Blondes may have more fun, but gentlemen prefer blues. Or at least, those gentlemen with a fondness for the inexplicable habit of catcalling.
At 26, I went through a delayed onset of the goth stage and drenched my (Manic Panic-ed) red hair in a box of black hair dye. For those who don’t know, removing permanent black hair dye, especially box dye, is a near-impossible task, something I was pitifully uneducated on. Yet, at 28, despite my fondness for how good black hair looks with my fair skin when I rock a red lipstick, it was time for a change. One can listen to The Downward Spiral, 22 years after its release, and still take themselves seriously only for so long. I let my brown roots grow in, and when I got bored, visited my hair stylist to see what she could do to help me grow them out in a more interesting way. Her solution was the color root trend—which if you see on someone with dyed black hair, you can be sure that they are also in the process of de-gothing. We bleached my locks out, and then opted for blue.
On my walk home, it started. The catcalls, coming in more frequently than usual—and now they had a new name for me: “Hey BLUE!”
One hair chameleon’s theory is that colorful hair acts as an icebreaker of sorts—for the good and the bad. “[Colorful hair] gives people—creepy guys, cool girls who want to be your friend, catcallers on the street—an easy in to talk to you, which can be a super good thing in some respects, but it’s really exhausting,” Casey, 24, says. Currently at her natural color, she says she got the most attention when her hair was emerald green and blue. “I got this idea to start checking Missed Connections to see if people were writing about me. I figured this was the one time I could know for sure that it was me. There aren’t many girls with long emerald green hair and bangs. I would see a ton of posts, like probably four or five. I never ever contacted anyone, but it was an interesting vanity project to undertake.” Studies have found that women with tattoos appear more DTF. Could the same be true of brightly colored hair?

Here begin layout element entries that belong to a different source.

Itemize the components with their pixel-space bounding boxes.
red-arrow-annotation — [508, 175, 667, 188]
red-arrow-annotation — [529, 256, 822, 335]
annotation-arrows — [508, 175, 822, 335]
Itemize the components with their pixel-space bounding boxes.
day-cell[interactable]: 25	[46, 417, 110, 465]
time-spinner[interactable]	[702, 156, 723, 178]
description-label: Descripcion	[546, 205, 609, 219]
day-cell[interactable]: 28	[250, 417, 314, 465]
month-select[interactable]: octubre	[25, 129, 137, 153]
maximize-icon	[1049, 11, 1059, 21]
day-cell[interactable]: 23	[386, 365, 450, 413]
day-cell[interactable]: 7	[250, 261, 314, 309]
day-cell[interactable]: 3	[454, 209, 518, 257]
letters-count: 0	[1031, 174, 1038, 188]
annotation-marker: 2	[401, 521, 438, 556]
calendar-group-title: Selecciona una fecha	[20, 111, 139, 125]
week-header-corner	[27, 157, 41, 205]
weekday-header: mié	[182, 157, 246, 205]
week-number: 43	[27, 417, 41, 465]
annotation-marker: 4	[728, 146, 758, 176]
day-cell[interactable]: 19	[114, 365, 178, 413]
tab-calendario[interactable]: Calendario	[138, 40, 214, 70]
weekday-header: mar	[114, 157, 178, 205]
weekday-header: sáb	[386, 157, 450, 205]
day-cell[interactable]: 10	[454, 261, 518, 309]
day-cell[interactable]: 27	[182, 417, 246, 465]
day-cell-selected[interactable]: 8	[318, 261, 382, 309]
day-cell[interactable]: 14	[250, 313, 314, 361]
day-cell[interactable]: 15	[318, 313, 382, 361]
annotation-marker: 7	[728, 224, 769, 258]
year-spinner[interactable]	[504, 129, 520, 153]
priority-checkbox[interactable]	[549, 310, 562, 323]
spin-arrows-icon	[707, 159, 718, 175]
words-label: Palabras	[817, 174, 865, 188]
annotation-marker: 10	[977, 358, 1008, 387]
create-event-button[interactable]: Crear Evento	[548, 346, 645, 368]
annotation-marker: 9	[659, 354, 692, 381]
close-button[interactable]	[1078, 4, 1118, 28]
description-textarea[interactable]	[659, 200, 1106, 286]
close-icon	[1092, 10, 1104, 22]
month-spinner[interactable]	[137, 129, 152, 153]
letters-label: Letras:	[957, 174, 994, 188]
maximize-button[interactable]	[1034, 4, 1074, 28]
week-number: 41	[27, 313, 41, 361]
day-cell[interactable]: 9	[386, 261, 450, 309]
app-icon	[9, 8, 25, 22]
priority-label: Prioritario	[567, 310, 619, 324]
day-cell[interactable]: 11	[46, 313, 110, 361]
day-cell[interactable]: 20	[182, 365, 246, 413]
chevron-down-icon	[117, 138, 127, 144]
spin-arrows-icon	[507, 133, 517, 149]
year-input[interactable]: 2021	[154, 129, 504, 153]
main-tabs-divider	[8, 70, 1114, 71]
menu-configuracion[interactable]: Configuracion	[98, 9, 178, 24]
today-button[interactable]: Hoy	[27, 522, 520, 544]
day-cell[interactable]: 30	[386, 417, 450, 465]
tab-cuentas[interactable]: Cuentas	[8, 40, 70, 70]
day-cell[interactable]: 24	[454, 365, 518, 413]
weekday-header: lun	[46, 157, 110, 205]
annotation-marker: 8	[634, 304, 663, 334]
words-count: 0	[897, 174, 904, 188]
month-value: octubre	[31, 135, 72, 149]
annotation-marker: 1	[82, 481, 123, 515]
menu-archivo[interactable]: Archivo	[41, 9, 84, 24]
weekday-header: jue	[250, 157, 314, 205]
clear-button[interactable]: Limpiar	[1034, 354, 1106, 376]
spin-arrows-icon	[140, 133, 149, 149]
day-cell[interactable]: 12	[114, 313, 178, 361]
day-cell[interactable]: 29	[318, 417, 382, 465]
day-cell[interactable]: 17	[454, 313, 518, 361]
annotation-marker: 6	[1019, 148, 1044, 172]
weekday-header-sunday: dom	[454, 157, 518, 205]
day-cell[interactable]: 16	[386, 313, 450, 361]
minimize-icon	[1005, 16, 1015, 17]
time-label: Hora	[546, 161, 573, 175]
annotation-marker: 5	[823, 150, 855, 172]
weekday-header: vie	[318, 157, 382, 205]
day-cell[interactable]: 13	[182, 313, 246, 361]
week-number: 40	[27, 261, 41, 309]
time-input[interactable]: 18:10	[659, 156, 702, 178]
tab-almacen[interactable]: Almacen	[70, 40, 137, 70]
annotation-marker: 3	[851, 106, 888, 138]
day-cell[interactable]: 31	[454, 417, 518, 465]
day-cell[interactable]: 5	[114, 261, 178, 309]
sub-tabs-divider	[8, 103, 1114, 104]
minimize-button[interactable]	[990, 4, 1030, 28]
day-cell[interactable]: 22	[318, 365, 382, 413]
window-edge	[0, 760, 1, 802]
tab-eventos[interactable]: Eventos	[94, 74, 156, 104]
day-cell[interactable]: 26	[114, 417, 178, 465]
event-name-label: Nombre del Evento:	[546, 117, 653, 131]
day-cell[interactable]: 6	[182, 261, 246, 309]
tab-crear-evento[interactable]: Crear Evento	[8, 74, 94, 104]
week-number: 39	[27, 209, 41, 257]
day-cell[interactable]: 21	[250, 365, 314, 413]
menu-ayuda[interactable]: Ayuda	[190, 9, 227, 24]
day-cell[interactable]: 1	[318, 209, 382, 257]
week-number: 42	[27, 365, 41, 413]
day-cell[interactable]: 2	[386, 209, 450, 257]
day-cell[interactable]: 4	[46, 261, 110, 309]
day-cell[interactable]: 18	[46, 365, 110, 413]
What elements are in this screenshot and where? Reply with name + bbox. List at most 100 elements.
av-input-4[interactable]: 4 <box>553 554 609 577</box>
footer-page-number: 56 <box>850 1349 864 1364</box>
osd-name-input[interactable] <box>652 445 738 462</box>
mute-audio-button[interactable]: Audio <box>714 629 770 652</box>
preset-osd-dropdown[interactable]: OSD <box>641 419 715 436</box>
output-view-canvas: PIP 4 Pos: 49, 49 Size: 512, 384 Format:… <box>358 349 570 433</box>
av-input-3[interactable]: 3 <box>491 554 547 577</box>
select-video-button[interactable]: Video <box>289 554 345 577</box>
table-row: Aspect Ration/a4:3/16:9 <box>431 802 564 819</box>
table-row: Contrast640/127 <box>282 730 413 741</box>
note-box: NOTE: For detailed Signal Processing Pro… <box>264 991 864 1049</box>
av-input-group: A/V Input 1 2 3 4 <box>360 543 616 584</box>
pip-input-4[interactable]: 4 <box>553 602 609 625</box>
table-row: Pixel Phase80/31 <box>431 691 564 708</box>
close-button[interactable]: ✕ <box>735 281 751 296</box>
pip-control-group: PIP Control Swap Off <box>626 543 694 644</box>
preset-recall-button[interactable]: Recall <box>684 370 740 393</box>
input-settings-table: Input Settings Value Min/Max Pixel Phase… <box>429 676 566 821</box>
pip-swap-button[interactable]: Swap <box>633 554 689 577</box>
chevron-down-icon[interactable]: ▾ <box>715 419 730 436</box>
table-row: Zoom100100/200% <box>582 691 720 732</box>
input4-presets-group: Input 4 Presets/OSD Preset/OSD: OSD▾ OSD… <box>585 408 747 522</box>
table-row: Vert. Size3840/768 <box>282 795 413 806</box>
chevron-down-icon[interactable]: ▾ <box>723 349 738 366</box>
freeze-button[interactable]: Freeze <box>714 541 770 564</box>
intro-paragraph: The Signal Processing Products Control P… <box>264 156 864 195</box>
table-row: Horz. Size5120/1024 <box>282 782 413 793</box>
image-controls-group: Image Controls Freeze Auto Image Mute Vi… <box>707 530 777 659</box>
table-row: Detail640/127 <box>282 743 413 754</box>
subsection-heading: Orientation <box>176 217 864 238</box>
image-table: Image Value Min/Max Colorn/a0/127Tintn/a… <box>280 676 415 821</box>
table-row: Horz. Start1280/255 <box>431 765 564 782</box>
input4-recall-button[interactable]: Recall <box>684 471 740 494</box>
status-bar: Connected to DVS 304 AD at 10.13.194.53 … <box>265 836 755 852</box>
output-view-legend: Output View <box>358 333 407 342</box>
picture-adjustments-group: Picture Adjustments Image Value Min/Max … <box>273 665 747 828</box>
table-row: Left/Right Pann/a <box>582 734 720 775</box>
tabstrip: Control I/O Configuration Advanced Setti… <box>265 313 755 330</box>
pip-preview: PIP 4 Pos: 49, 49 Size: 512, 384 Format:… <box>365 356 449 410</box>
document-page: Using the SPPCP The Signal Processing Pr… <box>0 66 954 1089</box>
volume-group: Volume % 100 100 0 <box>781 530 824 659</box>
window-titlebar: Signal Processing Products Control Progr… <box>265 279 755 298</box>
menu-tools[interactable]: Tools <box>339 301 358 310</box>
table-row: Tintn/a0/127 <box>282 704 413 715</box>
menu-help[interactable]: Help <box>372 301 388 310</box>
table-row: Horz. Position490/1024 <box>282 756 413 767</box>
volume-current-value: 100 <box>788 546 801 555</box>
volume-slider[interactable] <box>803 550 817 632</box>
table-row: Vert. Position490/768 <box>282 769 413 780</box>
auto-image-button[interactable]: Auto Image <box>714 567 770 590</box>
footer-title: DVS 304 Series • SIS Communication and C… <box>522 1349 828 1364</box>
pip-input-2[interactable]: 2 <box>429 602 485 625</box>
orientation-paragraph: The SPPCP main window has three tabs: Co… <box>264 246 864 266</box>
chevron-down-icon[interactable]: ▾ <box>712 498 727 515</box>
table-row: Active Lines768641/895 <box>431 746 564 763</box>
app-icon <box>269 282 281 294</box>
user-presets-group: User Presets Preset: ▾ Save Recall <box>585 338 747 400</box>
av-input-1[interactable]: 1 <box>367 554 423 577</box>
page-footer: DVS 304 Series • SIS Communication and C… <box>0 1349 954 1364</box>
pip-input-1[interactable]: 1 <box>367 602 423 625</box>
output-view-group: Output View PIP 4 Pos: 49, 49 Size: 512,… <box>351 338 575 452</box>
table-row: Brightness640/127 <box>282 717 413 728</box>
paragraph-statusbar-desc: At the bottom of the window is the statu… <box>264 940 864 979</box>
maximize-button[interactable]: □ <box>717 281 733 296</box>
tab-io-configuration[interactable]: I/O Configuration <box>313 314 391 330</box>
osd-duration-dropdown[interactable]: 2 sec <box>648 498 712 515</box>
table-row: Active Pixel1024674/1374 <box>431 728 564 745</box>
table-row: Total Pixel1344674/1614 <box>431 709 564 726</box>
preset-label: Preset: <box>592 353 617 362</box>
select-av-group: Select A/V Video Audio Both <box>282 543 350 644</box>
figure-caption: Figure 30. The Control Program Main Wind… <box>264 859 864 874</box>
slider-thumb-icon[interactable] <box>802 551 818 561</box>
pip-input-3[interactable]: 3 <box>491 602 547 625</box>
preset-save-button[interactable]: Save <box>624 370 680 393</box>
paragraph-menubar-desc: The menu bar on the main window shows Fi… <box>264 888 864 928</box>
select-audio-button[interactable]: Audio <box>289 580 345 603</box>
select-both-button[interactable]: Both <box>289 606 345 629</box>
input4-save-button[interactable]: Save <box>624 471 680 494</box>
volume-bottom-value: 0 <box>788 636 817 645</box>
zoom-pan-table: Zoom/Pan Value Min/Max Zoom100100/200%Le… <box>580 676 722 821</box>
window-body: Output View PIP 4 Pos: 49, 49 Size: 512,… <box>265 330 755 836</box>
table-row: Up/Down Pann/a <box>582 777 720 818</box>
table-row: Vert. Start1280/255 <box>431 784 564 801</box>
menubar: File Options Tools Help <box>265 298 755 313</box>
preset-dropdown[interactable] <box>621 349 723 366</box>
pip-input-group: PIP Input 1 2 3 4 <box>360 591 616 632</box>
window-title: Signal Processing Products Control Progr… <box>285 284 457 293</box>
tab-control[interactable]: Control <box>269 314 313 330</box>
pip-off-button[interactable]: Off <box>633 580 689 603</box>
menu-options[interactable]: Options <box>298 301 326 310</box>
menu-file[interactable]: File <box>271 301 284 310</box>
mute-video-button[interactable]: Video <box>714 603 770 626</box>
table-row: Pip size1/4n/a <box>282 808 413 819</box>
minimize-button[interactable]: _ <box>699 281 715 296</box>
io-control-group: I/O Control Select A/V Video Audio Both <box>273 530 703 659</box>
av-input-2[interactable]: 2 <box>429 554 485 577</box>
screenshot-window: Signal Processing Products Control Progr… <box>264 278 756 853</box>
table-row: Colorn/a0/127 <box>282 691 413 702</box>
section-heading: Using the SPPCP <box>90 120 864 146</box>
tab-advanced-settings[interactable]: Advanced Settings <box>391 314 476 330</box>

For me, used to enjoying the benefits of the don’t-come-near-me vibe of raven black, by week three, the increase in bodega conversations, subway direction requests, and, worst of all, catcalls, was exhausting. Speaking to other colorfully haired women, I quickly understood that I was not alone. “When I had blue hair, men would follow me around, and one even started touching it,” Sarah, 25, says. “This was in Wisconsin, and many people in more rural areas would just point and stare. I ended up tucking it all up under a beanie whenever I went out.” For Sarah, it became so bad that she went to black, and says she immediately noticed a shift in the way people treated her, a reversal of my experience. “People notice me, and not just the hair when it’s black or blonde,” says Sarah. Casey too eventually traded the bright colors for a classic color hue for a much-needed respite from the unwanted attention. “I got really tired of it after like four months. Being ‘the girl with the cool hair’ can get really taxing on a day-to-day level,” she says.
Although I wasn’t ready to let being chased down by a blue hair fetishist on the way to the dentist deter my enjoyment of having Smurf-like hair, I feel their pain and feel angry that catcalling can ruin one more thing, the joy of bright hair, for women. (Insert mandatory reminder that no, women do not enjoy the attention of catcalls, and this sort of attention is not why women change hair colors. It’s just a fun thing to do.) As the blue starts to fade, I’ve already picked up my next selection: Manic Panic Ultra Violet, in part because shifting from blue to purple will make it easier to eventually take my new hair growth back to red without additional bleaching. Perhaps, I too, have been deferred by the attention of a hair color that doesn’t occur in nature.
Katy Perrys of the world, I salute you for your braveness.